The Spark

the Voice of
The Communist League of Revolutionary Workers–Internationalist

“The emancipation of the working class will only be achieved by the working class itself.”
— Karl Marx

EDITORIAL
Losing Homes to Another Wall Street Bubble

Jul 23, 2007

The U.S. housing crisis is getting worse.

Millions of working people find themselves in homes with monthly notes that have jumped beyond what they can afford. Many have taken out second and even third mortgages on their homes, in order to pay off a credit card debt mushrooming out of control as wages fell. Mortgage companies and banks claimed to have ways to make the payments easier on the pocket book.

Now it turns out that the banks and lenders roped people in with deceptively low starter payments, which, after a couple of years, automatically doubled or tripled.

No wonder mortgage delinquencies are up and spreading to most areas of the country.

The financial pages calmly report that there could be several million foreclosures in the next couple of years–as if it were nothing. But in fact, this means that millions of families risk losing everything, their house and all their hard-earned savings. Many may find themselves on the street, or doubling up, moving in with other families.

And why? Because the biggest financial companies, banks and even big industrial companies, like GM, decided that they could make a killing in the housing market. Mortgage companies bundled the mortgages together and sold them to investors. They did that over and over, making money coming and going. It was easy money. They didn’t even have to do anything or produce anything.

This flood of Wall Street money is what pushed housing prices up. But it was just a matter of time before the bottom would drop out. Now, everything is starting to go in reverse. Houses are not selling. Prices are dropping. Already homebuilders are saying that it is the worst crisis in 16 years.
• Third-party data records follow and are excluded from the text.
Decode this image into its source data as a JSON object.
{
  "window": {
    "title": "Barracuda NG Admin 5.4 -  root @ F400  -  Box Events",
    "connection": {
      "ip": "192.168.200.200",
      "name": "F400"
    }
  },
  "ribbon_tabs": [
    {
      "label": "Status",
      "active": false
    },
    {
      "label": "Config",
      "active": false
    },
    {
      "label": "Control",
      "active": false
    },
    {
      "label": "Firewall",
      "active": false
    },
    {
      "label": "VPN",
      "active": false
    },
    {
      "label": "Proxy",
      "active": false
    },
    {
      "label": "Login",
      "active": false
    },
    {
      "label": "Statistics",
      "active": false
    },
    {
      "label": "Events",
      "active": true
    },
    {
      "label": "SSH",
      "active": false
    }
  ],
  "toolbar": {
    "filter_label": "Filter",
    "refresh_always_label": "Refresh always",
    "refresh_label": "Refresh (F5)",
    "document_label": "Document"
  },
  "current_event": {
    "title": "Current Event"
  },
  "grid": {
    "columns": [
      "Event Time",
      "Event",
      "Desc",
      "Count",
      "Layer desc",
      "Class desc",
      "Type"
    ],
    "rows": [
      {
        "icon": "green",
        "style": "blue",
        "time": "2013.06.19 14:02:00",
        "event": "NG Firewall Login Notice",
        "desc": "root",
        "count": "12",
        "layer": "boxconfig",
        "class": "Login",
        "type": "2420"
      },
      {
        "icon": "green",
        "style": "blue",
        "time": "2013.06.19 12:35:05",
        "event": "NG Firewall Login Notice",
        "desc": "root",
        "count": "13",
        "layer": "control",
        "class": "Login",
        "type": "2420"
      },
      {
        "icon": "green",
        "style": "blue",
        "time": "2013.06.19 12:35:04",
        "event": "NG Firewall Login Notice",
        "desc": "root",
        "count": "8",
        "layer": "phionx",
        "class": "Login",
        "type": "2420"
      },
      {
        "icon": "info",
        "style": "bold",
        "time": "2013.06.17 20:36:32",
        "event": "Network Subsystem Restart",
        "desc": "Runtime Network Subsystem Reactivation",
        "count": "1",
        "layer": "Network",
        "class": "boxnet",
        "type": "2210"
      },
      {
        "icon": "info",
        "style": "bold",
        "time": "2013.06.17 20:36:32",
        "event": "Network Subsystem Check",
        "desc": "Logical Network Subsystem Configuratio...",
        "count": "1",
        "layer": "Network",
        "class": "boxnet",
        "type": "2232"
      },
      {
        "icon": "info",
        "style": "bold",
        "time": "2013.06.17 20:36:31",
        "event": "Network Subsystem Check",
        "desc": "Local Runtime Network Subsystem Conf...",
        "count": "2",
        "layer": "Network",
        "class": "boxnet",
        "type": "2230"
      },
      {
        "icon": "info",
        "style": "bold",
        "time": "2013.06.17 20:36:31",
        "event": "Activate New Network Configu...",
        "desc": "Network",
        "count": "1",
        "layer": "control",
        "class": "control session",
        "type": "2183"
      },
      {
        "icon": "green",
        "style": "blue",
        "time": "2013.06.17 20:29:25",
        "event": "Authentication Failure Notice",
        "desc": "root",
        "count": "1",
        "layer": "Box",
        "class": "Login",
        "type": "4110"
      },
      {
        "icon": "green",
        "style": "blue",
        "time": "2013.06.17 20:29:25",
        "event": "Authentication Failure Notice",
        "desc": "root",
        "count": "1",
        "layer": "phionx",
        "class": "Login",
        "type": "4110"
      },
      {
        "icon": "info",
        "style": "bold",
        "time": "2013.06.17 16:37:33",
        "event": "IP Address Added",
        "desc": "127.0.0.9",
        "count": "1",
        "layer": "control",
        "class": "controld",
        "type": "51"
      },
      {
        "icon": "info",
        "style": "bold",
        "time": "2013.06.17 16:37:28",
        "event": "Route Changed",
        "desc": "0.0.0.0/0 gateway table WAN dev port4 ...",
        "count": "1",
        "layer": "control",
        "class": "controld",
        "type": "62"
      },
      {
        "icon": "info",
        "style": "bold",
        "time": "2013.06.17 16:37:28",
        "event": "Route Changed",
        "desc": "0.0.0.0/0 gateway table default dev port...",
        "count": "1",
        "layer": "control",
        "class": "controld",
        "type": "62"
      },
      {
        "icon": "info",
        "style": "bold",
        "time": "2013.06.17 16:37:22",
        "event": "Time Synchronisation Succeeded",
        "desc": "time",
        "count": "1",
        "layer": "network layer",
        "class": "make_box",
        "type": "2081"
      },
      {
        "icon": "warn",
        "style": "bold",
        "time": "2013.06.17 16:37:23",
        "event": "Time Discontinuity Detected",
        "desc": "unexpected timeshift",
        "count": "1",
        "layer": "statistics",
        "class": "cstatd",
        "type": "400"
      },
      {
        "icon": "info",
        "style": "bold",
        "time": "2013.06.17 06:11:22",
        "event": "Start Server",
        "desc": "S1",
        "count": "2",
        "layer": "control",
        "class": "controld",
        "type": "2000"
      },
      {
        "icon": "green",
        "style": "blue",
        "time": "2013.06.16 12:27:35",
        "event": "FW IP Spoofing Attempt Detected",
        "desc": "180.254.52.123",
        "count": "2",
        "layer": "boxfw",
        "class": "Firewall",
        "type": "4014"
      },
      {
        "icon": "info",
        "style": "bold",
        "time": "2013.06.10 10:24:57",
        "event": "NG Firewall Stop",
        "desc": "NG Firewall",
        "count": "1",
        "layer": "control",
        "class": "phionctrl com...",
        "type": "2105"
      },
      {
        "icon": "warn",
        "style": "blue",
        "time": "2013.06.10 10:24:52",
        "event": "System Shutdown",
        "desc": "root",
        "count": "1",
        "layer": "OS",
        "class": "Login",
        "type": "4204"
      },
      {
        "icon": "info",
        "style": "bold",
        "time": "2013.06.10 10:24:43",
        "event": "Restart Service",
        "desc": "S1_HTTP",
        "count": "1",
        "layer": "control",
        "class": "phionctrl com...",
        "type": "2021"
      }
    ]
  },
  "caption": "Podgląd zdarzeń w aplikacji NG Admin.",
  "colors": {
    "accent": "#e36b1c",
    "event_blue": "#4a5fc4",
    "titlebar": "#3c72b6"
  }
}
And investment funds that specialized in these mortgage bonds are starting to go under. Two funds run by Bear Stearns, an investment company, are already said to be bankrupt. As the New York Times reported, “in round figures, their investment losses total 100%.” And no one knows how many pension funds loaded up on these kinds of risky investments that paid high interest rates in order to make up for the lack of funding from government and business.

Given the huge build-up of debt and loans, this crisis could be just starting.

Wall Street and big companies started this whole mess because they found an easy way to make big, big profits. But you better believe that they do not intend to suffer from it. They will try to make working people–whose only desire was to have a decent place to live–pay for it.

As with everything else in this crazy capitalist society spinning out of control, we are being squeezed by the capitalists’ greed for money. It’s long since been time to say “Enough!”